Easy Gluten-Free Vegetable Lo-Mein

When Ethan was around 18 months old, I would make him vegetable lo-mein all the time! He just loved noodles and it became my  go-to dish that I would make at least twice per week and keep in the fridge for a couple of days.  Made the perfect lunch for our outings to the Gymboree or playground.  He just loved it which of course made me happy to see he was chowing down on all of these nutrient-rich vegetables!

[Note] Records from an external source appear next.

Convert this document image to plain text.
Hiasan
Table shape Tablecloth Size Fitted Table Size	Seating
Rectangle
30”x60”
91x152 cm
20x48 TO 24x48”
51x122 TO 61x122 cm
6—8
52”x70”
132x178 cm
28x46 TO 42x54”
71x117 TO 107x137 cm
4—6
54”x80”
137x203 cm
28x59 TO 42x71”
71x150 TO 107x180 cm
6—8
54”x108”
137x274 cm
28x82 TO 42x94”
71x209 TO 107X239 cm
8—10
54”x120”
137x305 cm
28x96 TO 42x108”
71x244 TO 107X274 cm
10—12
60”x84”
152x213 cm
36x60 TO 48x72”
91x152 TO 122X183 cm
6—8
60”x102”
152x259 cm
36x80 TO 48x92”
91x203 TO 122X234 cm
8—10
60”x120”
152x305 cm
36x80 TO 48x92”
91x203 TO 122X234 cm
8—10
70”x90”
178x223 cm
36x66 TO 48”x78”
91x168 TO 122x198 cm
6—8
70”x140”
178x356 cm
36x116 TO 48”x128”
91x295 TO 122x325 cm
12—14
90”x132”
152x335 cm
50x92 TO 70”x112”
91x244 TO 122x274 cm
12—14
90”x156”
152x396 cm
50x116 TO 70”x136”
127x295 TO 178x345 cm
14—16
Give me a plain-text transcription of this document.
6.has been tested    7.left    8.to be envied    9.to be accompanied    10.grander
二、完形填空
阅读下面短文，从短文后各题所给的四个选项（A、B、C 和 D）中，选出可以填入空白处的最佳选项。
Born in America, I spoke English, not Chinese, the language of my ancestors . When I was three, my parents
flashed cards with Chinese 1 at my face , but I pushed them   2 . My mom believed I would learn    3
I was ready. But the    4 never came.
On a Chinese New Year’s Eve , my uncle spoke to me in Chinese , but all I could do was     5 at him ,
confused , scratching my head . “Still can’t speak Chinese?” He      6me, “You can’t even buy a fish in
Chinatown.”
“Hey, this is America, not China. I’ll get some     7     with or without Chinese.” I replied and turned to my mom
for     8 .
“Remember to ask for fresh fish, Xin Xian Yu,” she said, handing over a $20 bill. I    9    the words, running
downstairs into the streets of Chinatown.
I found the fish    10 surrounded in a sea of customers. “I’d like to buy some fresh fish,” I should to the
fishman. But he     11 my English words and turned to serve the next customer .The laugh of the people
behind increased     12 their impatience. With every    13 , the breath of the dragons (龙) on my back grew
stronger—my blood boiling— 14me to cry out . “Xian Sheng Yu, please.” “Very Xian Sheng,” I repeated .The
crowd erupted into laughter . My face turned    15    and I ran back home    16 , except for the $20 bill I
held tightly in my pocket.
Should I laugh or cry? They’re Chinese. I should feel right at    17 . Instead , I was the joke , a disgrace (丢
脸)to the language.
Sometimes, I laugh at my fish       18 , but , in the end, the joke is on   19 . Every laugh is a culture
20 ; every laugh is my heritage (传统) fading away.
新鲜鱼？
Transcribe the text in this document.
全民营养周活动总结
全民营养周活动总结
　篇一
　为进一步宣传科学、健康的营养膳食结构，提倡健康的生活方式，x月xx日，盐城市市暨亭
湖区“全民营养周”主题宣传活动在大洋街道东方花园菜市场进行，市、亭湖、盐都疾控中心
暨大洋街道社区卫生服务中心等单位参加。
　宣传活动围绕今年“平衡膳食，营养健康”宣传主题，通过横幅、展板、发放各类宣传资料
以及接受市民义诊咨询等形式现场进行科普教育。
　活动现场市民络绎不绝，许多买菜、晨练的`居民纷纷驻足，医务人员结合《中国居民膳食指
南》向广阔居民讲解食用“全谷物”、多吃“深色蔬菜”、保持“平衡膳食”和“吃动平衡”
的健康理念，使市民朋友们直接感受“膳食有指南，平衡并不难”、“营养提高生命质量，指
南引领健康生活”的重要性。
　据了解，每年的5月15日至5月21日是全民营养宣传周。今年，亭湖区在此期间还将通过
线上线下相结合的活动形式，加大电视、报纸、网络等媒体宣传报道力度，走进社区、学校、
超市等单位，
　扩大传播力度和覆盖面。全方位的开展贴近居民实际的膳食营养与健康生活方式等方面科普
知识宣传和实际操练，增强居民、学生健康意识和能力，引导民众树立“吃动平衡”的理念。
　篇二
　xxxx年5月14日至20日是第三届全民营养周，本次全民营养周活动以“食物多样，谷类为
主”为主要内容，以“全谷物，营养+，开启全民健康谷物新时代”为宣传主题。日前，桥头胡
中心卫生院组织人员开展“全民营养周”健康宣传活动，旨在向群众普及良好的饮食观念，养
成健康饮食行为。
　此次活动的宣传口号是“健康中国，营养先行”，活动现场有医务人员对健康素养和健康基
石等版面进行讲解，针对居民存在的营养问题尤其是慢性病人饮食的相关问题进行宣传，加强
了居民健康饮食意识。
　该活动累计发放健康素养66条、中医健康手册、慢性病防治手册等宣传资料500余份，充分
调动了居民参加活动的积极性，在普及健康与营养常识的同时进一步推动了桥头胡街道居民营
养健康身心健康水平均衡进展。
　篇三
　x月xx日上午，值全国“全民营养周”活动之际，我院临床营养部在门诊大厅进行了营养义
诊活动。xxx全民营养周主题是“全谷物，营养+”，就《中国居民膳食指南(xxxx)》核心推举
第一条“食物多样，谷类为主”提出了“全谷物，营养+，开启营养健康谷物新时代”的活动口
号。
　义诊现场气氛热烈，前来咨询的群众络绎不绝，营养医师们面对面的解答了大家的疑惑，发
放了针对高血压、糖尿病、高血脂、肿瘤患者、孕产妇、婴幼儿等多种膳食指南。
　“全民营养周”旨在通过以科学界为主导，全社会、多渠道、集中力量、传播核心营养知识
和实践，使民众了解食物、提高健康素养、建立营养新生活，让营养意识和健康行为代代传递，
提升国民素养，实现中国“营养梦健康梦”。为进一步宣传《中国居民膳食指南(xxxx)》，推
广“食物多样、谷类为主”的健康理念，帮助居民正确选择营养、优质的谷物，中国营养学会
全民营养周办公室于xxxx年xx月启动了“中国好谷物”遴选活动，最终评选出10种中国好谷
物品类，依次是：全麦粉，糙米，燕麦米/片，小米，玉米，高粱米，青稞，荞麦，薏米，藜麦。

NOW come about 2 1/2 years later and I’ve started making the same dish using Banza chickpea pasta spaghetti! Have you ever tried this pasta?  If you haven’t, you must.  For one, it has 2x the protein and 4x the fiber of traditional white pasta!  No laundry list of ingredients with chickpeas being the primary ingredient next to tapioca, pea protein and xanthin gum (and all-natural, non-GMO fiber).  HELLO!!!! Kind of amazing right?  I feel so much better about my kids getting even more fiber and protein by eating this pasta versus another.  Give my vegetable lo-mein recipe a try.  Even my husband loved this one using Banza spaghetti!!

Ingredients:

1-8 oz box Banza chickpea spaghetti, cooked according to package directions

2 cups julienne cut or chopped vegetables like carrots, zucchini, red peppers, bok choy, mushrooms and/or broccoli

1 tablespoon sesame oil

2 teaspoons finely chopped garlic

1 1/2 teaspoons minced ginger

3 green onions, finely sliced

Sauce:

1 cup low sodium vegetable broth

2 teaspoons cornstarch

2 tablespoons low-sodium soy sauce

1 tablespoon hoisin sauce

Directions:

  1. Heat the sesame oil in a large skillet or wok over medium-high heat.
  2. Add the garlic and ginger and cook for 30 seconds.
  3. Add the vegetables and cook until the vegetables are heated through, 3 to 5 minutes.
  4. In the meantime, add all sauce ingredients to a mixing bowl and whisk until combined.
  5. Once vegetables are heated through, add the sauce and allow it to thicken, about 2-3 minutes.
  6. Add the Banza chickpea spaghetti and green onions.
  7. Mix well, coating the noodles.
  8. Transfer to a plate a serve or try these noodles cold!

 

 

 

Creamy “Race Car Wheels” Mac & Cheese

Who doesn’t love a creamy macaroni and cheese? Fun wheel shapes make this Mac and cheese extra special and fun! I remember reading one study that showed kids are more likely to try a new food when it has a fun name.. so we named this Race Car Wheels Mac and Cheese 😀 I made this using simple ingredients: cheese, milk, a little butter and flour for the roux. Then added in chopped spinach. I really wish more pasta brands would come out with more creative shapes!!  Or if you know of any brands that do, please share!

Ingredients:

1/2 box of Roselle or Wagon Wheels pasta

1/3 cup frozen chopped spinach, thawed

1 tablespoon unsalted butter

1 tablespoon all purpose flour

1 cup low fat milk

4 oz of mild cheddar cheese

Directions

  1. Cook pasta according to package directions and drain well
  2. In a pot over medium heat, melt the butter
  3. Once butter is melted, immediately add the flour and quickly whisk until you see a frothy foam
  4. Next add milk
  5. Continue whisking vigorously until milk thickens. Once it bubbles, lower the flame and add cheese
  6. Continue to stir until you get a nice cheese sauce consistency. Add in spinach and continue cooking about 1-2 minutes
  7. Then add the pasta and stir to combine. Enjoy!